US Secretary of State Antony Blinken has said that China has not provided substantial military aid to Russia despite Beijing's ramping up of diplomatic support.
"As we speak today, we have not seen them cross that line," Blinken on Wednesday said in response to a question at a Senate committee on whether China was providing "lethal aid" to Russia.
Blinken has publicly warned for weeks that China is considering Russian requests for weapons to fight in Ukraine, with some reports indicating limited shipments by Chinese companies to Moscow.
President Xi Jinping this week paid a visit to Moscow in which he pushed a Chinese proposal for a ceasefire in the war -- a call met with skepticism by Washington, which fears Russia would use a pause to regroup battered forces on the ground.
"I think their diplomatic support, their political support, and to some extent material support for Russia certainly goes against our interest in bringing this war to an end," Blinken said of China.
Blinken also said that the United States would encourage other countries to extradite Russian President Vladimir Putin if he visits following an arrest warrant issued by the International Criminal Court.

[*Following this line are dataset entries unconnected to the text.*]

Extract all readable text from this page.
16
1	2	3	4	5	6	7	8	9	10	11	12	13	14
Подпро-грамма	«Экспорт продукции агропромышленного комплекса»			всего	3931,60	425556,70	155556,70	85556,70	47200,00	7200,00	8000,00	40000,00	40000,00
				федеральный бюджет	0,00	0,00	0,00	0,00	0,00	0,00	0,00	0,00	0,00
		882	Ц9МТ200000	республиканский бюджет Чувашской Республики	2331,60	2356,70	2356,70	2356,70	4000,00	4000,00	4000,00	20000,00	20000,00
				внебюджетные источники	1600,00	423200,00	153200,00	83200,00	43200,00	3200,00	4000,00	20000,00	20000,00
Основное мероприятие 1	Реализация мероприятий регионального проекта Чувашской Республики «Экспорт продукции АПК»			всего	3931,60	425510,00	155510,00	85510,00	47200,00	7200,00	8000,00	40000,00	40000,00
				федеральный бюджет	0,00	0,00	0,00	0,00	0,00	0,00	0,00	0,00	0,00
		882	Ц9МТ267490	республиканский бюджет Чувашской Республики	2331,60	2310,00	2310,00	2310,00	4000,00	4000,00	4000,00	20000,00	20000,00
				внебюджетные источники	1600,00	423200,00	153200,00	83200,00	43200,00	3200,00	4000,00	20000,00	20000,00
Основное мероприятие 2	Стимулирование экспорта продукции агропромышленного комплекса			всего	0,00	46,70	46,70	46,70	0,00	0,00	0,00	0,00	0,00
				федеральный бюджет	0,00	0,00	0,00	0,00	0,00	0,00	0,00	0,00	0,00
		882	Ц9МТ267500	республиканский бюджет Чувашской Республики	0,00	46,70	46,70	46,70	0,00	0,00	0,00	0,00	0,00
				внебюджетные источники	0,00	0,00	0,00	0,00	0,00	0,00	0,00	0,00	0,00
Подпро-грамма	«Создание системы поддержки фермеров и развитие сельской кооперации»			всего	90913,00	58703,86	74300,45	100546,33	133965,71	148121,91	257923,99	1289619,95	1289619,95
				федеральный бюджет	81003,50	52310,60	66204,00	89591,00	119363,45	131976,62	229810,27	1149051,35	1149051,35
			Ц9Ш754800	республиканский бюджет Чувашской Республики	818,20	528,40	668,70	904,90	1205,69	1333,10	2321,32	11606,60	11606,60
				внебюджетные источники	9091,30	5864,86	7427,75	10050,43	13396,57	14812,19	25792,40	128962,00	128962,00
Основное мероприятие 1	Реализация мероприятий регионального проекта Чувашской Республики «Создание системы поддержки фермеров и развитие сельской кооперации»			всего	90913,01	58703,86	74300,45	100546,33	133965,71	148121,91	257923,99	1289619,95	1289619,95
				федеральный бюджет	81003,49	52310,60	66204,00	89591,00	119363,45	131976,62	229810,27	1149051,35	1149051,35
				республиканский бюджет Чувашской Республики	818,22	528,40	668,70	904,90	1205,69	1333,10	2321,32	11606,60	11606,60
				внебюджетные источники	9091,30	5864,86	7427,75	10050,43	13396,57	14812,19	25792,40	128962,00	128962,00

"I think that anyone who is a party to the court and has obligations should fulfill their obligations," Blinken said.
He was responding to questions from Republican Senator Lindsey Graham who said the United States should arrest Putin if he steps on US soil.
The United States is not part of the court in The Hague, with the previous Republican administration of Donald Trump imposing sanctions on the then ICC prosecutor for probing US military actions in Afghanistan.
Blinken said he did not expect Putin to travel to the United States. Russia is part of the Asia-Pacific Economic Cooperation forum, which holds its summit in November in San Francisco, but it is highly unlikely the United States would invite Putin.